Europeans, and in particular the Portuguese and Spanish who experienced the reformation and the renaissance in the 16th century, first sailed to Japan as part of an effort to spread Catholicism by extending their trading activities around the globe. The Portuguese arrived in 1543, bringing guns to trade, while the Catholic missionary Francisco Xavier landed in 1549.
Then, in 1600, one ship from a five-ship East Asian expeditionary fleet that had sailed from Rotterdam, Holland, drifted ashore on the Japanese coast. The fact that this ship carried both Dutch and English sailors made its arrival a major foothold for the sailors' two Protestant countries to move into Japan.
However, the governing Tokugawa shogunate (1630-1867) disliked the antagonism between the Catholic and Protestant countries, as well as the discord among the foreigners over trade with Japan. The shogunate enacted and resolutely enforced a ban on Christianity which was at the center of new restrictions on trade, and further cut off exchanges with the outside by forbidding Japanese people from entering or leaving the country. Amazingly, these policies did not unravel for over 200 years, until the arrival of warships from the United States.
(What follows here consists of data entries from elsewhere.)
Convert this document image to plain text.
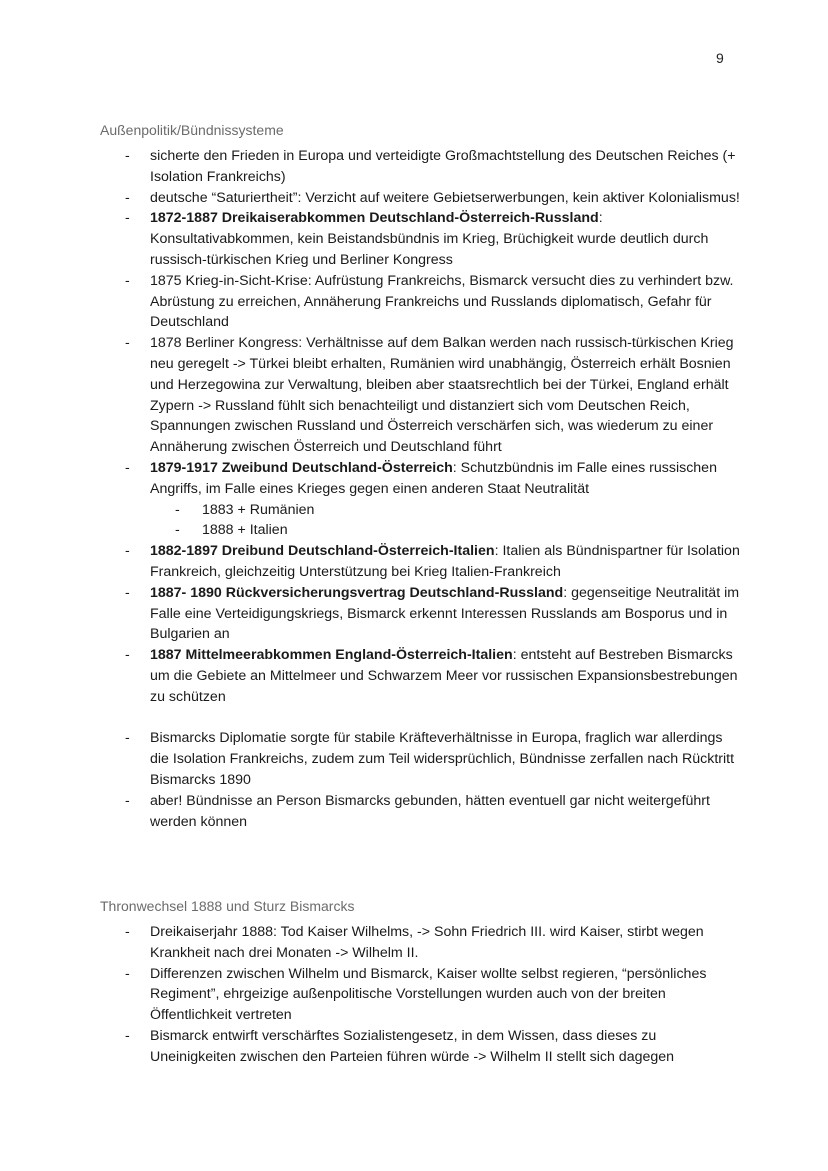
9
Außenpolitik/Bündnissysteme
- sicherte den Frieden in Europa und verteidigte Großmachtstellung des Deutschen Reiches (+ Isolation Frankreichs)
- deutsche “Saturiertheit”: Verzicht auf weitere Gebietserwerbungen, kein aktiver Kolonialismus!
- 1872-1887 Dreikaiserabkommen Deutschland-Österreich-Russland: Konsultativabkommen, kein Beistandsbündnis im Krieg, Brüchigkeit wurde deutlich durch russisch-türkischen Krieg und Berliner Kongress
- 1875 Krieg-in-Sicht-Krise: Aufrüstung Frankreichs, Bismarck versucht dies zu verhindert bzw. Abrüstung zu erreichen, Annäherung Frankreichs und Russlands diplomatisch, Gefahr für Deutschland
- 1878 Berliner Kongress: Verhältnisse auf dem Balkan werden nach russisch-türkischen Krieg neu geregelt -> Türkei bleibt erhalten, Rumänien wird unabhängig, Österreich erhält Bosnien und Herzegowina zur Verwaltung, bleiben aber staatsrechtlich bei der Türkei, England erhält Zypern -> Russland fühlt sich benachteiligt und distanziert sich vom Deutschen Reich, Spannungen zwischen Russland und Österreich verschärfen sich, was wiederum zu einer Annäherung zwischen Österreich und Deutschland führt
- 1879-1917 Zweibund Deutschland-Österreich: Schutzbündnis im Falle eines russischen Angriffs, im Falle eines Krieges gegen einen anderen Staat Neutralität
- 1883 + Rumänien
- 1888 + Italien
- 1882-1897 Dreibund Deutschland-Österreich-Italien: Italien als Bündnispartner für Isolation Frankreich, gleichzeitig Unterstützung bei Krieg Italien-Frankreich
- 1887- 1890 Rückversicherungsvertrag Deutschland-Russland: gegenseitige Neutralität im Falle eine Verteidigungskriegs, Bismarck erkennt Interessen Russlands am Bosporus und in Bulgarien an
- 1887 Mittelmeerabkommen England-Österreich-Italien: entsteht auf Bestreben Bismarcks um die Gebiete an Mittelmeer und Schwarzem Meer vor russischen Expansionsbestrebungen zu schützen
- Bismarcks Diplomatie sorgte für stabile Kräfteverhältnisse in Europa, fraglich war allerdings die Isolation Frankreichs, zudem zum Teil widersprüchlich, Bündnisse zerfallen nach Rücktritt Bismarcks 1890
- aber! Bündnisse an Person Bismarcks gebunden, hätten eventuell gar nicht weitergeführt werden können
Thronwechsel 1888 und Sturz Bismarcks
- Dreikaiserjahr 1888: Tod Kaiser Wilhelms, -> Sohn Friedrich III. wird Kaiser, stirbt wegen Krankheit nach drei Monaten -> Wilhelm II.
- Differenzen zwischen Wilhelm und Bismarck, Kaiser wollte selbst regieren, “persönliches Regiment”, ehrgeizige außenpolitische Vorstellungen wurden auch von der breiten Öffentlichkeit vertreten
- Bismarck entwirft verschärftes Sozialistengesetz, in dem Wissen, dass dieses zu Uneinigkeiten zwischen den Parteien führen würde -> Wilhelm II stellt sich dagegen
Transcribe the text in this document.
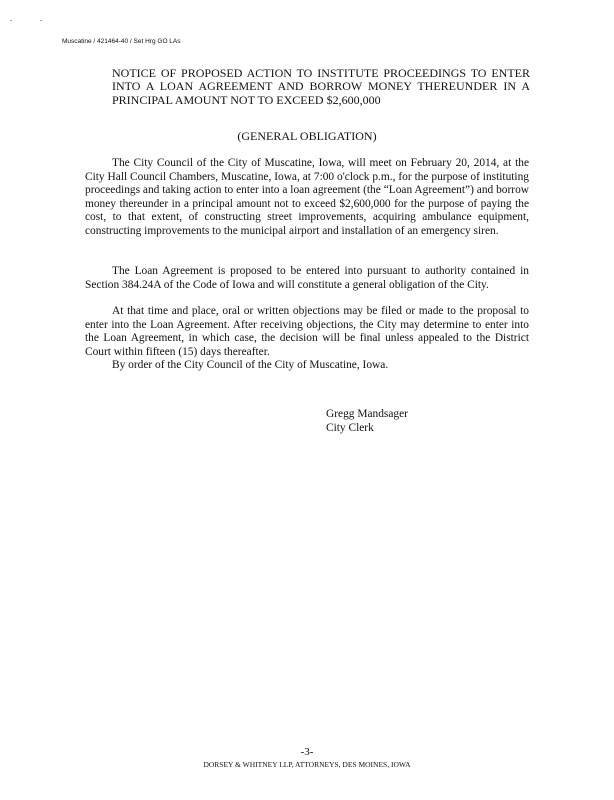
..
Muscatine / 421464-40 / Set Hrg GO LAs
NOTICE OF PROPOSED ACTION TO INSTITUTE PROCEEDINGS TO ENTER INTO A LOAN AGREEMENT AND BORROW MONEY THEREUNDER IN A PRINCIPAL AMOUNT NOT TO EXCEED $2,600,000
(GENERAL OBLIGATION)
The City Council of the City of Muscatine, Iowa, will meet on February 20, 2014, at the City Hall Council Chambers, Muscatine, Iowa, at 7:00 o'clock p.m., for the purpose of instituting proceedings and taking action to enter into a loan agreement (the “Loan Agreement”) and borrow money thereunder in a principal amount not to exceed $2,600,000 for the purpose of paying the cost, to that extent, of constructing street improvements, acquiring ambulance equipment, constructing improvements to the municipal airport and installation of an emergency siren.
The Loan Agreement is proposed to be entered into pursuant to authority contained in Section 384.24A of the Code of Iowa and will constitute a general obligation of the City.
At that time and place, oral or written objections may be filed or made to the proposal to enter into the Loan Agreement. After receiving objections, the City may determine to enter into the Loan Agreement, in which case, the decision will be final unless appealed to the District Court within fifteen (15) days thereafter.
By order of the City Council of the City of Muscatine, Iowa.
Gregg Mandsager
City Clerk
-3-
DORSEY & WHITNEY LLP, ATTORNEYS, DES MOINES, IOWA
However, Japan did not choose total isolation during this period. There were restrictions, but there was also trade with Holland, China, the Ryukyu Kingdom (now Okinawa Prefecture, but an independent kingdom into the latter half of the 19th century), and Korea.
Japan's main imports in the second half of the 17th century were raw silk and silk goods, medicines, and spices. Goods like copper, camphor, pottery, and marine products were exported to pay for them.
Today more than ever, Japan relies on a wide range of imported natural resources, including coal, crude oil, and iron ore; but from the mid-16th century to the beginning of the 17th, Japan was a resource-rich country-to the extent that silver, and then copper, were its principal exports. Although it varied from year to year, Japan's total copper output from the end of the 17th century to the beginning of the 18th was around 6,000tons/year-the highest in the world at the time. Copper accounted for 60-70% of Japanese exports, and it was loaded onto ships at Japan's only international trading port, Dejima in Nagasaki Harvor. From there, copper was transported to China, Southeast Asia, and India, not to mention distant Europe. In the first half of the 1670s, the volume of Japanese copper exported to Europe reached between one-third and one-half the output of Sweden, Europe's major producer of the day. This had a significant impact on the European copper exported at that time was supplied by Sumitomo.
In the last issue, we explained how Soga Riemon (1572-1636), one of the founders of the Sumitomo Group, hit on a refining process called nanban-buki for better separating silver from copper, and that his son Tomomochi (1607-1662) passed this technique on to his peers in the copper trade in Osaka.
After that, the technique caught the attention of the shogunata, which decreed that domestically produced copper that had not been refined in Osaka using nanban-buki could not be exported. As a result, Osaka prospered as a major locus of copper refining. By establishing the nanban-buki technique and supporting other in the trade, Sumitomo became a leader in Osaka copper refining and made a major contribution to the wealth of the nation by spurring copper exports and stemming the outflow of silver from Japan. The shogunate subsequently enacted a variety of copper export policies designed to ensure an ample supply of copper for export, including the establishment of mechanisms to tighten control over the storage, smelting, and sale of copper, and Sumitomo-as Japan's largest copper smelter-displayed its leadership in fulfilling a role in the execution of these national policies.
Building on its copper export business, Sumitomo expanded into importing raw silk, silk goods, and other products. These moves allowed it to accumulate the wealth needed for embarking on the full-scale operation of mineral mining as well.